Art from Latin America

Donald Goodall acquired for the Blanton the biggest collection of Latin American art in the United States shortly after his appointment as founding director of the University of Texas Art Museum in Austin in 1959. The Latin American collection grew greatly in the 1970s and 1980s, thanks to contributions of 277 pieces of art from patron Barbara Duncan, including 58 paintings and 112 sketches. In 1988, the museum became the first in the United States to establish a curatorial post for Latin American art. Mari Carmen Ramrez was the department’s founding curator, and she acquired one of the Latin American collection’s trademark pieces, Cildo Meireles’ Misso/Misses: How to Build Cathedrals (1987).
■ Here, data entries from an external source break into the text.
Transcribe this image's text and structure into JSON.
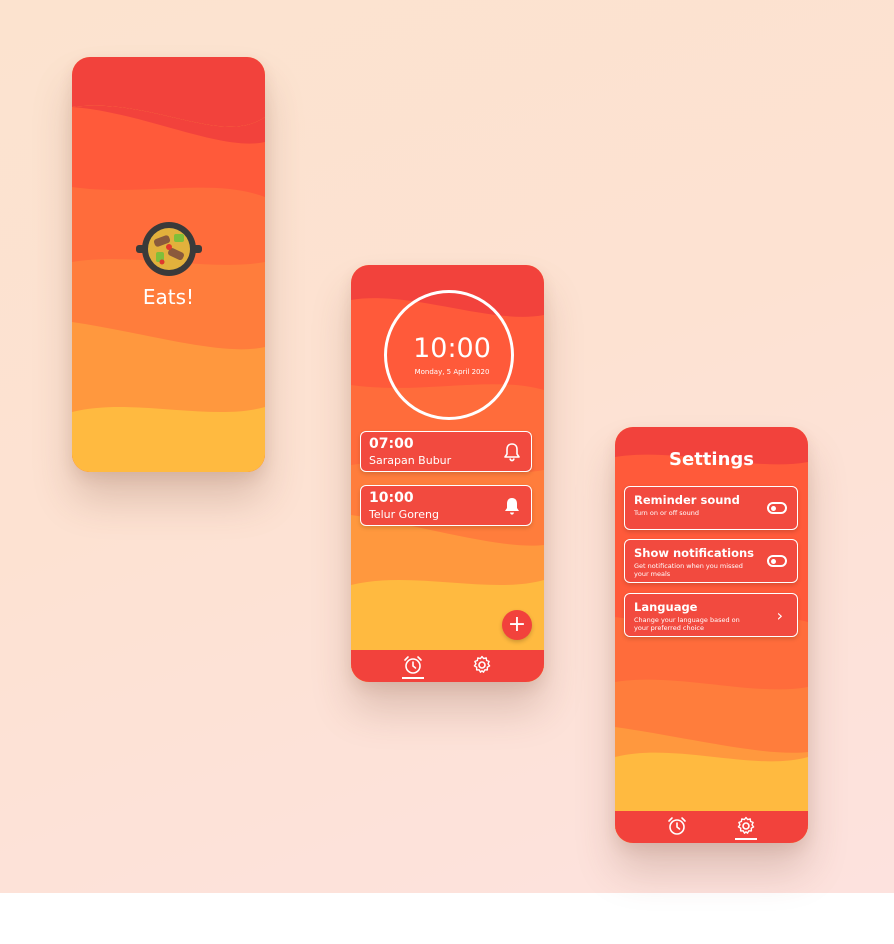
{
  "colors": {
    "red": "#f2423c",
    "orange_red": "#ff5e3a",
    "orange": "#ff7b3b",
    "light_orange": "#ff9a3d",
    "yellow": "#ffba40"
  },
  "splash": {
    "app_name": "Eats!",
    "logo_icon": "paella-pan-icon"
  },
  "alarms_screen": {
    "clock": {
      "time": "10:00",
      "date": "Monday, 5 April 2020"
    },
    "alarms": [
      {
        "time": "07:00",
        "name": "Sarapan Bubur",
        "bell": "bell-outline-icon"
      },
      {
        "time": "10:00",
        "name": "Telur Goreng",
        "bell": "bell-filled-icon"
      }
    ],
    "add_button": "+",
    "tabs": [
      {
        "icon": "alarm-clock-icon",
        "active": true
      },
      {
        "icon": "gear-icon",
        "active": false
      }
    ]
  },
  "settings_screen": {
    "title": "Settings",
    "items": [
      {
        "title": "Reminder sound",
        "desc": "Turn on or off sound",
        "control": "toggle"
      },
      {
        "title": "Show notifications",
        "desc": "Get notification when you missed your meals",
        "control": "toggle"
      },
      {
        "title": "Language",
        "desc": "Change your language based on your preferred choice",
        "control": "chevron",
        "chevron": "›"
      }
    ],
    "tabs": [
      {
        "icon": "alarm-clock-icon",
        "active": false
      },
      {
        "icon": "gear-icon",
        "active": true
      }
    ]
  }
}
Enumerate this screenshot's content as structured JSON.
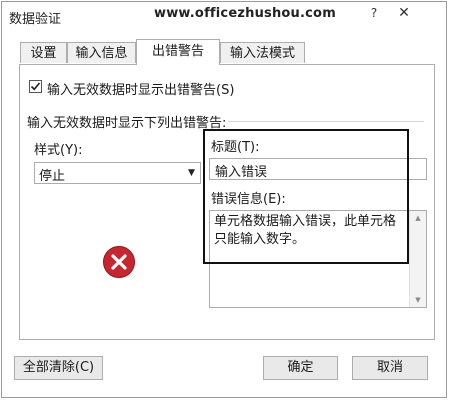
{
  "window": {
    "title": "数据验证",
    "watermark": "www.officezhushou.com",
    "help_glyph": "?",
    "close_glyph": "✕"
  },
  "tabs": [
    {
      "label": "设置"
    },
    {
      "label": "输入信息"
    },
    {
      "label": "出错警告",
      "selected": true
    },
    {
      "label": "输入法模式"
    }
  ],
  "panel": {
    "show_alert_checkbox": {
      "label": "输入无效数据时显示出错警告(S)",
      "checked": true
    },
    "section_label": "输入无效数据时显示下列出错警告:",
    "style": {
      "label": "样式(Y):",
      "value": "停止",
      "icon": "error-stop-icon"
    },
    "title": {
      "label": "标题(T):",
      "value": "输入错误"
    },
    "message": {
      "label": "错误信息(E):",
      "value": "单元格数据输入错误，此单元格只能输入数字。"
    }
  },
  "buttons": {
    "clear_all": "全部清除(C)",
    "ok": "确定",
    "cancel": "取消"
  },
  "colors": {
    "error_icon": "#c8262e",
    "highlight_border": "#111111"
  }
}
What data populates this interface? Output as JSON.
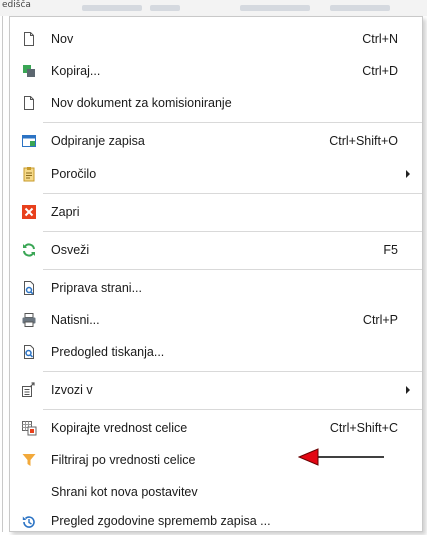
{
  "background": {
    "label": "edišča"
  },
  "menu": {
    "items": [
      {
        "label": "Nov",
        "shortcut": "Ctrl+N",
        "icon": "new-document-icon"
      },
      {
        "label": "Kopiraj...",
        "shortcut": "Ctrl+D",
        "icon": "copy-icon"
      },
      {
        "label": "Nov dokument za komisioniranje",
        "shortcut": "",
        "icon": "new-picking-document-icon"
      },
      {
        "label": "Odpiranje zapisa",
        "shortcut": "Ctrl+Shift+O",
        "icon": "open-record-icon"
      },
      {
        "label": "Poročilo",
        "shortcut": "",
        "icon": "report-icon",
        "submenu": true
      },
      {
        "label": "Zapri",
        "shortcut": "",
        "icon": "close-icon"
      },
      {
        "label": "Osveži",
        "shortcut": "F5",
        "icon": "refresh-icon"
      },
      {
        "label": "Priprava strani...",
        "shortcut": "",
        "icon": "page-setup-icon"
      },
      {
        "label": "Natisni...",
        "shortcut": "Ctrl+P",
        "icon": "print-icon"
      },
      {
        "label": "Predogled tiskanja...",
        "shortcut": "",
        "icon": "print-preview-icon"
      },
      {
        "label": "Izvozi v",
        "shortcut": "",
        "icon": "export-icon",
        "submenu": true
      },
      {
        "label": "Kopirajte vrednost celice",
        "shortcut": "Ctrl+Shift+C",
        "icon": "copy-cell-value-icon"
      },
      {
        "label": "Filtriraj po vrednosti celice",
        "shortcut": "",
        "icon": "filter-icon"
      },
      {
        "label": "Shrani kot nova postavitev",
        "shortcut": "",
        "icon": ""
      },
      {
        "label": "Pregled zgodovine sprememb zapisa ...",
        "shortcut": "",
        "icon": "history-icon"
      }
    ]
  },
  "colors": {
    "accent_green": "#3aa655",
    "accent_blue": "#2b73c4",
    "close_red": "#e8401c",
    "filter_orange": "#f2a93b",
    "annotation_red": "#e30613"
  }
}
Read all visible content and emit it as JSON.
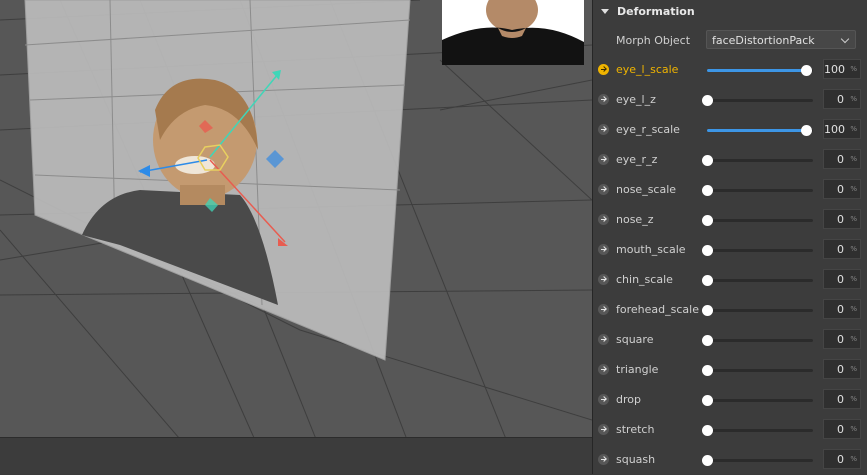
{
  "viewport": {
    "background_color": "#575757",
    "gizmo_colors": {
      "x_axis": "#e85c50",
      "y_axis": "#3fd6b8",
      "z_axis": "#2d8be8",
      "center": "#e8d060",
      "plane": "#4a90d9"
    }
  },
  "preview": {
    "image": "webcam-preview-person"
  },
  "panel": {
    "section_title": "Deformation",
    "morph_object": {
      "label": "Morph Object",
      "value": "faceDistortionPack"
    },
    "params": [
      {
        "label": "eye_l_scale",
        "value": "100",
        "level": 1.0,
        "active": true
      },
      {
        "label": "eye_l_z",
        "value": "0",
        "level": 0,
        "active": false
      },
      {
        "label": "eye_r_scale",
        "value": "100",
        "level": 1.0,
        "active": false
      },
      {
        "label": "eye_r_z",
        "value": "0",
        "level": 0,
        "active": false
      },
      {
        "label": "nose_scale",
        "value": "0",
        "level": 0,
        "active": false
      },
      {
        "label": "nose_z",
        "value": "0",
        "level": 0,
        "active": false
      },
      {
        "label": "mouth_scale",
        "value": "0",
        "level": 0,
        "active": false
      },
      {
        "label": "chin_scale",
        "value": "0",
        "level": 0,
        "active": false
      },
      {
        "label": "forehead_scale",
        "value": "0",
        "level": 0,
        "active": false
      },
      {
        "label": "square",
        "value": "0",
        "level": 0,
        "active": false
      },
      {
        "label": "triangle",
        "value": "0",
        "level": 0,
        "active": false
      },
      {
        "label": "drop",
        "value": "0",
        "level": 0,
        "active": false
      },
      {
        "label": "stretch",
        "value": "0",
        "level": 0,
        "active": false
      },
      {
        "label": "squash",
        "value": "0",
        "level": 0,
        "active": false
      }
    ],
    "unit": "%",
    "accent_color": "#3d96e6",
    "active_color": "#f0b400"
  }
}
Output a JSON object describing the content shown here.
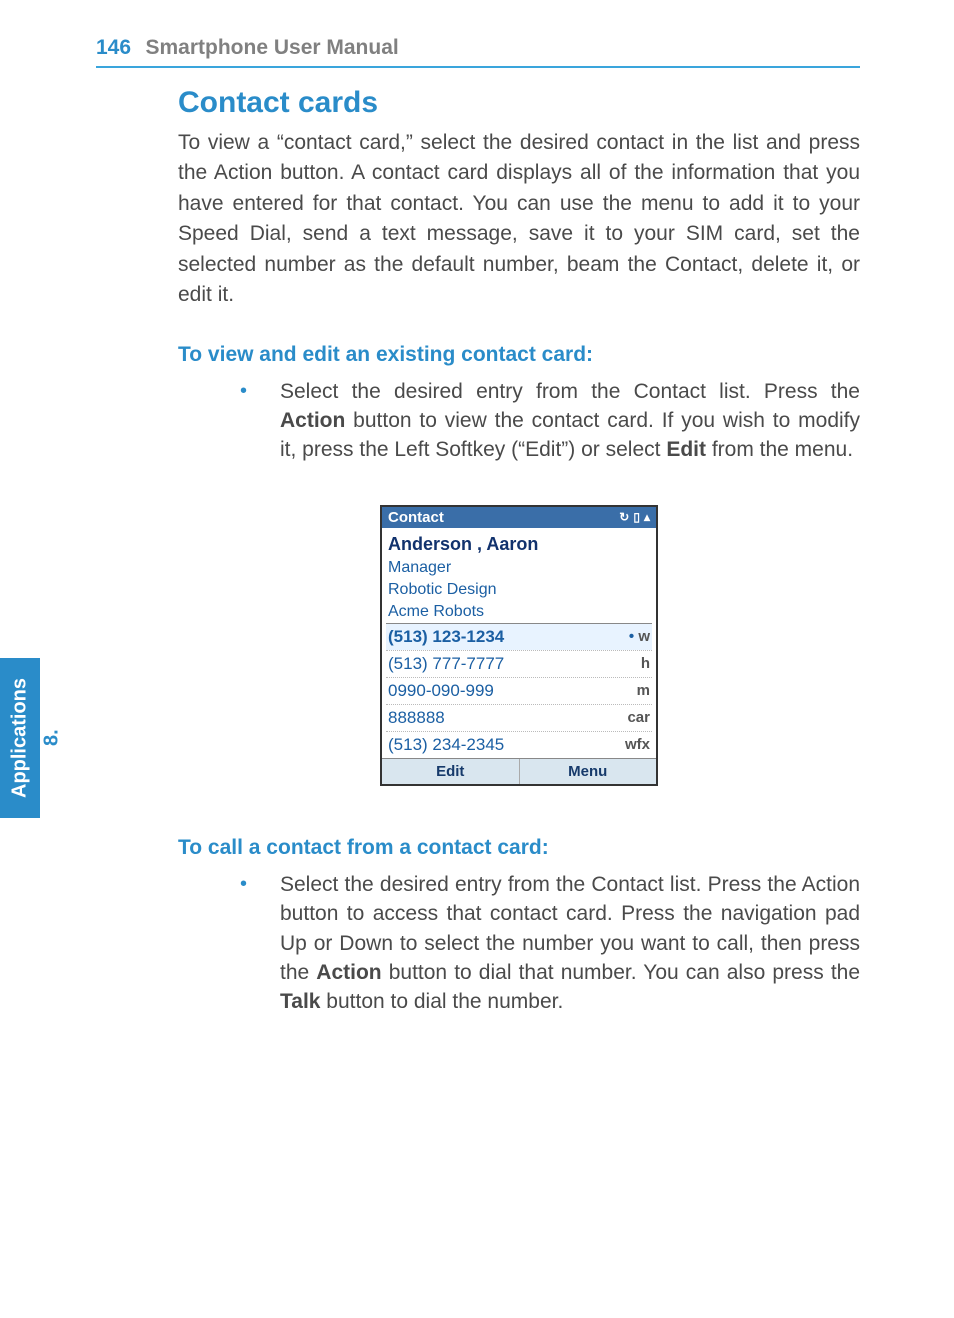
{
  "header": {
    "page_number": "146",
    "book_title": "Smartphone User Manual"
  },
  "side_tab": {
    "number": "8.",
    "label": "Applications"
  },
  "section": {
    "title": "Contact cards",
    "intro": "To view a “contact card,” select the desired contact in the list and press the Action button.  A contact card displays all of the information that you have entered for that contact.  You can use the menu to add it to your Speed Dial, send a text message, save it to your SIM card, set the selected number as the default number, beam the Contact, delete it, or edit it."
  },
  "sub1": {
    "heading": "To view and edit an existing contact card:",
    "bullet_pre": "Select the desired entry from the Contact list.  Press the ",
    "bullet_bold1": "Action",
    "bullet_mid": " button to view the contact card.  If you wish to modify it, press the Left Softkey (“Edit”) or select ",
    "bullet_bold2": "Edit",
    "bullet_post": " from the menu."
  },
  "phone": {
    "title": "Contact",
    "name": "Anderson , Aaron",
    "lines": [
      "Manager",
      "Robotic Design",
      "Acme Robots"
    ],
    "numbers": [
      {
        "num": "(513) 123-1234",
        "tag": "w",
        "selected": true
      },
      {
        "num": "(513) 777-7777",
        "tag": "h",
        "selected": false
      },
      {
        "num": "0990-090-999",
        "tag": "m",
        "selected": false
      },
      {
        "num": "888888",
        "tag": "car",
        "selected": false
      },
      {
        "num": "(513) 234-2345",
        "tag": "wfx",
        "selected": false
      }
    ],
    "soft_left": "Edit",
    "soft_right": "Menu"
  },
  "sub2": {
    "heading": "To call a contact from a contact card:",
    "bullet_pre": "Select the desired entry from the Contact list.  Press the Action button to access that contact card.  Press the navigation pad Up or Down to select the number you want to call, then press the ",
    "bullet_bold1": "Action",
    "bullet_mid": " button to dial that number.  You can also press the ",
    "bullet_bold2": "Talk",
    "bullet_post": " button to dial the number."
  }
}
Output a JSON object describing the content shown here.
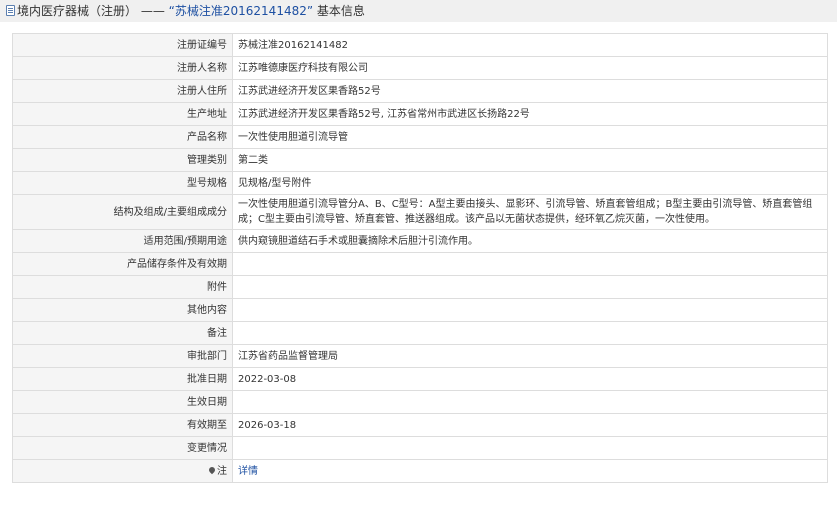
{
  "header": {
    "category": "境内医疗器械（注册）",
    "separator": " —— ",
    "record_title": "“苏械注准20162141482”",
    "suffix": " 基本信息"
  },
  "rows": [
    {
      "label": "注册证编号",
      "value": "苏械注准20162141482"
    },
    {
      "label": "注册人名称",
      "value": "江苏唯德康医疗科技有限公司"
    },
    {
      "label": "注册人住所",
      "value": "江苏武进经济开发区果香路52号"
    },
    {
      "label": "生产地址",
      "value": "江苏武进经济开发区果香路52号, 江苏省常州市武进区长扬路22号"
    },
    {
      "label": "产品名称",
      "value": "一次性使用胆道引流导管"
    },
    {
      "label": "管理类别",
      "value": "第二类"
    },
    {
      "label": "型号规格",
      "value": "见规格/型号附件"
    },
    {
      "label": "结构及组成/主要组成成分",
      "value": "一次性使用胆道引流导管分A、B、C型号：A型主要由接头、显影环、引流导管、矫直套管组成；B型主要由引流导管、矫直套管组成；C型主要由引流导管、矫直套管、推送器组成。该产品以无菌状态提供，经环氧乙烷灭菌，一次性使用。"
    },
    {
      "label": "适用范围/预期用途",
      "value": "供内窥镜胆道结石手术或胆囊摘除术后胆汁引流作用。"
    },
    {
      "label": "产品储存条件及有效期",
      "value": ""
    },
    {
      "label": "附件",
      "value": ""
    },
    {
      "label": "其他内容",
      "value": ""
    },
    {
      "label": "备注",
      "value": ""
    },
    {
      "label": "审批部门",
      "value": "江苏省药品监督管理局"
    },
    {
      "label": "批准日期",
      "value": "2022-03-08"
    },
    {
      "label": "生效日期",
      "value": ""
    },
    {
      "label": "有效期至",
      "value": "2026-03-18"
    },
    {
      "label": "变更情况",
      "value": ""
    }
  ],
  "note_row": {
    "label": "注",
    "icon": "pin-icon",
    "link_text": "详情"
  },
  "colors": {
    "header_bg": "#f0f0f0",
    "label_bg": "#f5f5f5",
    "border": "#dddddd",
    "link": "#1e50a2"
  }
}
In 2015, the museum received a significant donation of Latin American contemporary and midcentury Latin American art from donors Judy and Charles Tate. Paintings, sculptures, and sketches by Diego Rivera, José Clemente Orozco, Tarsila do Amaral, Rufino Tamayo, Joaqun Torres Garca, Wifredo Lam, Armando Reveron, Jesus Rafael Soto, and Lygia Clark, among others, are among the 114 objects in the collection.